Alles, was wir hören, ist Klang – ob daraus im besten Falle ein sinnlich-musikalisches Abenteuer entsteht, liegt vor allem an uns Hörenden selbst. Wir haben es sozusagen im Ohr, wie wir uns auf die Klänge und akustischen Signale einlassen, die uns im Alltag wie im Konzertsaal begegnen. Für einen Geräuschesammler wie mich können Musikstücke überall entstehen, ob durch Zufall oder geplant; auch ein einfaches Naturereignis kann zum überwältigenden Konzert werden. Es liegt letztlich an der Perspektive des Betrachtenden, wie diese Wirklichkeit, der man sich gegenübersieht, wahrgenommen wird.
Wir lernen Lesen, Schreiben, Sprechen – aber Hören und Sehen scheinen Automatismen zu sein, die einfach irgendwie funktionieren und wir verlassen uns darauf, die Welt hauptsächlich über diese beiden Sinne wahrzunehmen. Dabei ist insbesondere Hören für mich ebenso eine Kulturtechnik, die man lernen und üben kann. So verändert sich das schlichte Hören zum Zu-Hören, oder besser: Hin-Hören.
Als kreativer Entdeckungsvorgang ist es bereits Teil des musikalischen Prozesses – und wir sind mittendrin. Jedes Konzert ist ein Angebot an unsere geschärften Sinne, an Ohr, Auge, Nase, Haut oder Herz. Es ist der Aufbruch zu einer Abenteuerreise, die uns beglückende Möglichkeiten bietet, unsere akustische Welt immer wieder neu und anders zu erfahren.

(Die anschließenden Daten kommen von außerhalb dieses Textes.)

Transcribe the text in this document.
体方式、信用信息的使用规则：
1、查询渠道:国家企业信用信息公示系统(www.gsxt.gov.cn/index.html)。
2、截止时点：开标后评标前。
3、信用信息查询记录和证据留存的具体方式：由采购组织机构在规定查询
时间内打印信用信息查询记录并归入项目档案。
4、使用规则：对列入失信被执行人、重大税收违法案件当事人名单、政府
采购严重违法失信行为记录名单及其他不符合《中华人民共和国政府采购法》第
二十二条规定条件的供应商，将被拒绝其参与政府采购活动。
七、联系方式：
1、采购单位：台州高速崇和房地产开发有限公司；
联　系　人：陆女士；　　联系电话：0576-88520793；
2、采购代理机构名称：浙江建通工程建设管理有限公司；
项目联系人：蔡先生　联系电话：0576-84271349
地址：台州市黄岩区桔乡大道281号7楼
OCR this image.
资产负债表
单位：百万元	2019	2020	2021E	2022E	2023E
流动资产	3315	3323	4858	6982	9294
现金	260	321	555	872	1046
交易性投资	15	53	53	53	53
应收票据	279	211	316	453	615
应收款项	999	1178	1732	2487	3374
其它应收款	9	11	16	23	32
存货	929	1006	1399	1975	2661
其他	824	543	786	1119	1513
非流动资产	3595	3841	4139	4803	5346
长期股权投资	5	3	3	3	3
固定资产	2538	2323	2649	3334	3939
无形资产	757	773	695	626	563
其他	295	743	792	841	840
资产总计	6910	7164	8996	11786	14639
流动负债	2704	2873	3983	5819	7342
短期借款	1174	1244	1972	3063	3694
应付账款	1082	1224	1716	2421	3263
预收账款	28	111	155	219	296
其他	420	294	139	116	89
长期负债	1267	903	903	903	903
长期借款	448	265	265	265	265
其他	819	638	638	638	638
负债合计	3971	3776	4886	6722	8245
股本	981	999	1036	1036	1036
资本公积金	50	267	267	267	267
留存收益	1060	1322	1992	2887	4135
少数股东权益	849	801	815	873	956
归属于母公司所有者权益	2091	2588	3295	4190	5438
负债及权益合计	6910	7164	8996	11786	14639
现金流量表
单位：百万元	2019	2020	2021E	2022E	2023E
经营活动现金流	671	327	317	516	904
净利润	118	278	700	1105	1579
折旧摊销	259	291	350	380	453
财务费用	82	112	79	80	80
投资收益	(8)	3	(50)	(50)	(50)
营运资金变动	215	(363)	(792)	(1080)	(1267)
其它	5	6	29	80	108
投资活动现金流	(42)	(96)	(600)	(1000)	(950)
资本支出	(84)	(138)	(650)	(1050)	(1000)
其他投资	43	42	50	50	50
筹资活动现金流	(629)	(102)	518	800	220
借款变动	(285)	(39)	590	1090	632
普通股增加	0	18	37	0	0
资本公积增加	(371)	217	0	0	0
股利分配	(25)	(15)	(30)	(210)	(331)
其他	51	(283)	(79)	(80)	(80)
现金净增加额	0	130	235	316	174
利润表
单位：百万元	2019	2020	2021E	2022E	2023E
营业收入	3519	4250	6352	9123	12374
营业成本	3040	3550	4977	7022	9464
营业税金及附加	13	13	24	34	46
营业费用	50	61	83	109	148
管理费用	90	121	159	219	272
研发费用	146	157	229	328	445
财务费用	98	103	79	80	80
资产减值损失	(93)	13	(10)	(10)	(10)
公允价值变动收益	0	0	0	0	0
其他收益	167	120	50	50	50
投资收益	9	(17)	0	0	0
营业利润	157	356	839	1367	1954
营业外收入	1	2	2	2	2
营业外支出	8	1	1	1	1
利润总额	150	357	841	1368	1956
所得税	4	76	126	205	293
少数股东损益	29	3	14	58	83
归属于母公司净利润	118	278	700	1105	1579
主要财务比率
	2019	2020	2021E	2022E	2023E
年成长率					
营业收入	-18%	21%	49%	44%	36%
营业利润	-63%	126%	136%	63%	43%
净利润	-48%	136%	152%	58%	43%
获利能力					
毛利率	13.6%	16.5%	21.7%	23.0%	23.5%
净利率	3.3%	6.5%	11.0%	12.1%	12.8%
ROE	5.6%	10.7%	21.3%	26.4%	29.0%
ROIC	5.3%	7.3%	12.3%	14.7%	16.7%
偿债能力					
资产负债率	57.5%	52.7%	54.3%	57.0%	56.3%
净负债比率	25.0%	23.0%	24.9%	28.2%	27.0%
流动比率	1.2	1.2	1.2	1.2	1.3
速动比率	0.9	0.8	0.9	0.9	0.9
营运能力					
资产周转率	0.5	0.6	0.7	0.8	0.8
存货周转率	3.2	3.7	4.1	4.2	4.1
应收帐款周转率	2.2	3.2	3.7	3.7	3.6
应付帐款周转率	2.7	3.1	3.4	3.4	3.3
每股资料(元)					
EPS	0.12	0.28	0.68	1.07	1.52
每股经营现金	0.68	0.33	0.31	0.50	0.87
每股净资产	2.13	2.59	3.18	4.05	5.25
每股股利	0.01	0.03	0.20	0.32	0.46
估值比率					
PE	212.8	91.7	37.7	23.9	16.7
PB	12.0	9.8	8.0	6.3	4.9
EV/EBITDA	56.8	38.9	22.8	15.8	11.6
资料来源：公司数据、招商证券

Musik kann alles sein: kunterbunt, schwerelos, pulsierend, taumelnd, lasziv, nahbar, selbstredend oder abenteuerlich … Nur eines ist sie nie: ein unbewegliches, anbetungswürdiges, museales Ausstellungsstück, das von Zeit zu Zeit abgestaubt wird, um uns an den einstigen Glanz zu erinnern.
Sie ist in stetiger Veränderung, entsteht immer im Moment, egal ob improvisiert oder komponiert, egal in welchem Jahrhundert erfunden, egal ob ausgetüftelt oder dem Zufall überlassen – sie befindet sich in einem unendlichen Prozess der Verwandlung und ist somit ein immer neuer, lebendiger Organismus. Sie entsteht in der Zeit, die wir ihr schenken, um sie wahrzunehmen.
Mein Wunsch also: Nehmen wir sie uns, diese Zeit – seien wir präsent und offen für ein Erlebnis!